Why It Became the Most Collected American Novel

The combination of the novel’s eventual status as “the Great American Novel” (a title it shares, contentiously, with Moby-Dick and a handful of others), the visual power of the Cugat jacket, and the relatively modest first printing creates the conditions for extreme collector demand. Additionally, Fitzgerald’s tragic personal story — the alcoholism, the decline, the early death, the posthumous vindication — adds a romantic narrative that enhances the book’s cultural aura.

Collecting Considerations

Facsimile Jackets

Because the jacket is so valuable, high-quality facsimile (reproduction) jackets exist. These must be detected before purchase — UV light examination (modern paper fluoresces differently), printing method analysis (original was letterpress; reproductions may be offset or digital), and paper weight comparison are the primary detection methods.

Book Club Editions

There is no book club edition of the original 1925 Great Gatsby.
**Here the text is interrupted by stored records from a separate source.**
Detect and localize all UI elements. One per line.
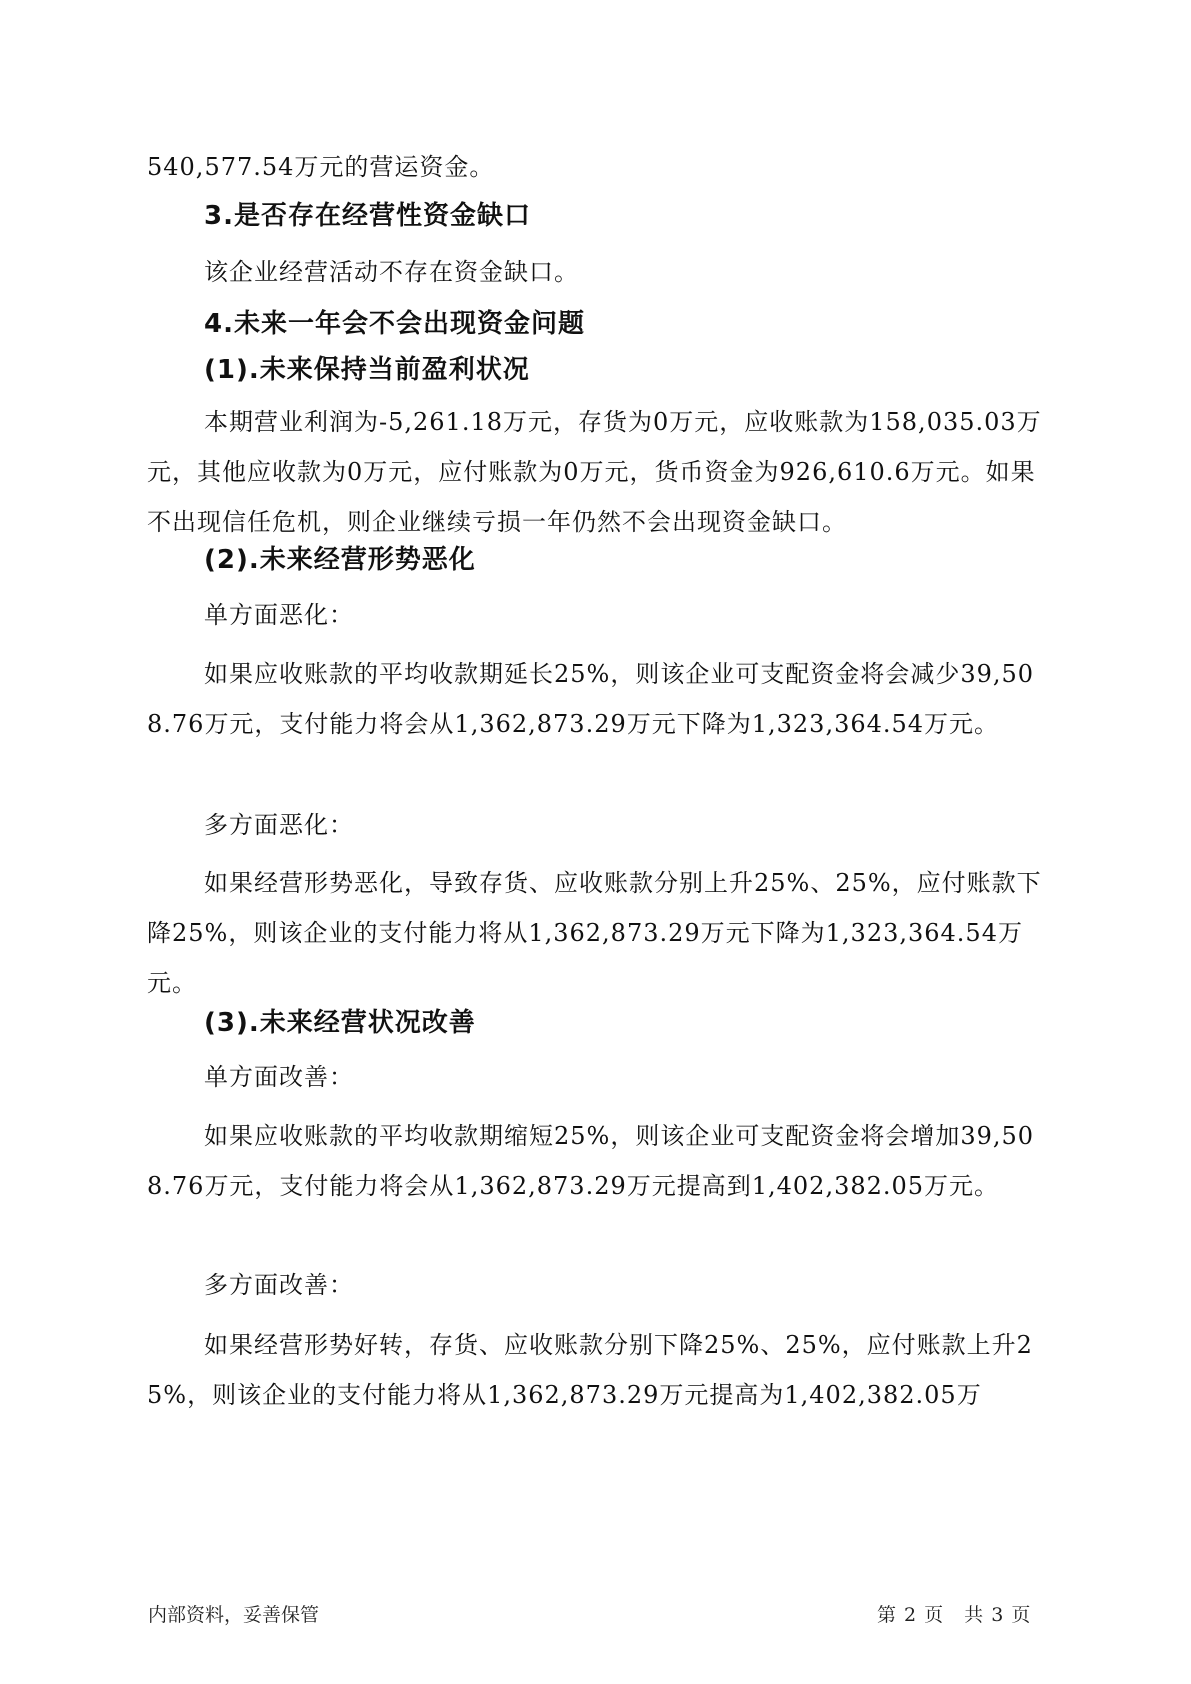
paragraph-no-gap: 该企业经营活动不存在资金缺口。 (204, 258, 579, 286)
paragraph-single-improving: 如果应收账款的平均收款期缩短25%，则该企业可支配资金将会增加39,508.76万元，支付能力将会从1,362,873.29万元提高到1,402,382.05万元。 (147, 1122, 1035, 1200)
heading-4-3-improving: (3).未来经营状况改善 (204, 1008, 476, 1038)
heading-3-funding-gap: 3.是否存在经营性资金缺口 (204, 201, 531, 231)
heading-4-2-worsening: (2).未来经营形势恶化 (204, 545, 476, 575)
heading-4-next-year: 4.未来一年会不会出现资金问题 (204, 309, 585, 339)
paragraph-continuation: 540,577.54万元的营运资金。 (147, 153, 495, 181)
paragraph-single-worsening: 如果应收账款的平均收款期延长25%，则该企业可支配资金将会减少39,508.76万元，支付能力将会从1,362,873.29万元下降为1,323,364.54万元。 (147, 660, 1035, 738)
heading-4-1-current-profit: (1).未来保持当前盈利状况 (204, 355, 530, 385)
label-single-improving: 单方面改善： (204, 1063, 354, 1091)
paragraph-multi-worsening: 如果经营形势恶化，导致存货、应收账款分别上升25%、25%，应付账款下降25%，则该企业的支付能力将从1,362,873.29万元下降为1,323,364.54万元。 (147, 869, 1042, 997)
label-single-worsening: 单方面恶化： (204, 601, 354, 629)
label-multi-worsening: 多方面恶化： (204, 811, 354, 839)
footer-page-number: 第 2 页 共 3 页 (877, 1604, 1032, 1626)
paragraph-multi-improving: 如果经营形势好转，存货、应收账款分别下降25%、25%，应付账款上升25%，则该企业的支付能力将从1,362,873.29万元提高为1,402,382.05万 (147, 1331, 1033, 1409)
footer-confidential-note: 内部资料，妥善保管 (148, 1604, 320, 1626)
paragraph-current-profit: 本期营业利润为-5,261.18万元，存货为0万元，应收账款为158,035.03万元，其他应收款为0万元，应付账款为0万元，货币资金为926,610.6万元。如果不出现信任危机，则企业继续亏损一年仍然不会出现资金缺口。 (147, 408, 1042, 536)
label-multi-improving: 多方面改善： (204, 1271, 354, 1299)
However, various reprints and special editions have been produced over the decades, some of which can be confused with the original by inexperienced buyers.

The Importance of the “1”

The single digit “1” on the copyright page is the definitive identification point. Without examining the copyright page, no amount of external evidence can confirm first-printing status.

Professional Authentication

For any copy priced in the five-figure range or above, professional authentication by a specialist in American literary first editions is strongly recommended. The investment in authentication is trivial relative to the purchase price and provides essential protection against sophisticated reproductions or incorrectly identified copies.